Emma was right. This was exactly what we needed. A change of scenery, a break from peering eyes we feared to run into wherever we went. I feel ashamed to say that I feel more at home here than I did in the apartment since coming home from the hospital. I walk past the glass wall, trying to take in everything that lays below us. To the left is the port, from where I made so many boat trips with my father at the helm of the yacht, looking out over us as Aleran and I were taking history lessons from mother so we wouldn't fall behind on homework.
A quiet sob behind me startles me from my thoughts; I whip around, alarmed, only to find Emma halfway down the living area with her hand pressed to her mouth to stifle another sob. Tears are streaming down her cheeks.
"Emma?! Em, what happened?" I close the distance between us with a few long strides, grabbing her shoulders so that I can inspect her for injuries.
"Nothing!" She hiccups through her tears, waving my concern away. "It's just - it's these stupid hormones! I just saw you standing there, and I thought how I hadn't seen you so calm in so long and how happy that made me and then I just started crying and now I can't stop!" To emphasise that she wipes the tears away with a furious movement before trying to stifle another sob.

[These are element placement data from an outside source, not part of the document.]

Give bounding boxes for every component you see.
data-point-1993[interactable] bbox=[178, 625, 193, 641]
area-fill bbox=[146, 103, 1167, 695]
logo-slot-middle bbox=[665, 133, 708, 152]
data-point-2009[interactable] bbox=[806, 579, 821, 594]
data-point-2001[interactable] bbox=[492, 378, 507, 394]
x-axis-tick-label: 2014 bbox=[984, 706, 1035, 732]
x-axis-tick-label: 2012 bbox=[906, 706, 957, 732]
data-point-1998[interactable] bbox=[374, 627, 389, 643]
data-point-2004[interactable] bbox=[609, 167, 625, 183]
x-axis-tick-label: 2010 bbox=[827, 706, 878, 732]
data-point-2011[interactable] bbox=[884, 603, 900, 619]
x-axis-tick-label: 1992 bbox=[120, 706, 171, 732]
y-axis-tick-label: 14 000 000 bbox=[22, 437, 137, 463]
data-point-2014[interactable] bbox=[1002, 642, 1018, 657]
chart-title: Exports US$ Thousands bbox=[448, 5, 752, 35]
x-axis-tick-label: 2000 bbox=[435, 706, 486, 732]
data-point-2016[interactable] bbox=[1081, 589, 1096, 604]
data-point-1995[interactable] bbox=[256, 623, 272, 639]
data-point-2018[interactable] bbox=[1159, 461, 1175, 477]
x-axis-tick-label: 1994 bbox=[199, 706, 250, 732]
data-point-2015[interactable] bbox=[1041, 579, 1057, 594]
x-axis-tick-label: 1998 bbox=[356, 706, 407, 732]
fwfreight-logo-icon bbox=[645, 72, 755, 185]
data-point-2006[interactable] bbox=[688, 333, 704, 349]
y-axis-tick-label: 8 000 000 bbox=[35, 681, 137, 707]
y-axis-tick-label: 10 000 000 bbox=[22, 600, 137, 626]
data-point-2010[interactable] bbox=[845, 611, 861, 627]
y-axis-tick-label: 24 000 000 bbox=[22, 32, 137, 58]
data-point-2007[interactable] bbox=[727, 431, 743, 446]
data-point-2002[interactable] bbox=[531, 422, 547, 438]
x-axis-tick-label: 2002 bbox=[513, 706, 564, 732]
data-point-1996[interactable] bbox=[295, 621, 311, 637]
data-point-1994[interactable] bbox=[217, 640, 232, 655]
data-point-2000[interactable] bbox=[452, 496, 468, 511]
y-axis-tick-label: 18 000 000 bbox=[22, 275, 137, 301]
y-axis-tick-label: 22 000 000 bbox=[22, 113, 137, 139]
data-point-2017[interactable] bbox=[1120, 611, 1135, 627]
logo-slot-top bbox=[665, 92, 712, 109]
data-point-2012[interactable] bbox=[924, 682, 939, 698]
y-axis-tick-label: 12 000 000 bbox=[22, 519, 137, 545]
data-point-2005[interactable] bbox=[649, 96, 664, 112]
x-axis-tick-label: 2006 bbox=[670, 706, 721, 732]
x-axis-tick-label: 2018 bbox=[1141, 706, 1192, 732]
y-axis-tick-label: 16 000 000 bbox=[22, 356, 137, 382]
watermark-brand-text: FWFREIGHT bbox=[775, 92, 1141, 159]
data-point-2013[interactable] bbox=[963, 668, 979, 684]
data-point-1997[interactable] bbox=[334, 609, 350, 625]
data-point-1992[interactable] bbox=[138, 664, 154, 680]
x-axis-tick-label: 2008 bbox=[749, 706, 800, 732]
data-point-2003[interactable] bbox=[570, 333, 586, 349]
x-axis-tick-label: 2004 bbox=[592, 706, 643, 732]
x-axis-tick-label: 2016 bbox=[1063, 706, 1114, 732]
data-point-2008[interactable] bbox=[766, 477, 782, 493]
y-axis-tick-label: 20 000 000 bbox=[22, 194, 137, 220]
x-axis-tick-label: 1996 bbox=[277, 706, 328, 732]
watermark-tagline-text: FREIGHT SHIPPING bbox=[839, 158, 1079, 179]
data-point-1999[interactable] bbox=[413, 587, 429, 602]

"That... is strangely adorable." I chuckle softly, opening my arms and then waiting if she chooses to accept that invitation. She does. Not a sliver of hesitation in it, either. I lock my arms around her, gently rocking her against me. "Do give me a warning when we're in public, though? If we're not careful people are going to think I enjoy making you cry."
She snorts, hitting me against the chest, which only tells me that she's okay. "In case you didn't catch it, I don't exactly have control over it."
"That sounds like maybe we shouldn't have a candle lit dinner at the beach, while we watch the sky turn pink and orange with a glass of wine the price of our weekly groceries." I'm teasing, and she knows it. The fact that we're able to do that again, gives me room to breathe, something I'm incredibly thankful for.
"If you think I'm letting you spend our first night in Nice inside, you are very wrong, Mr du Castellon."
"Then by all means - show me what you've packed for me to wear on a night such like this."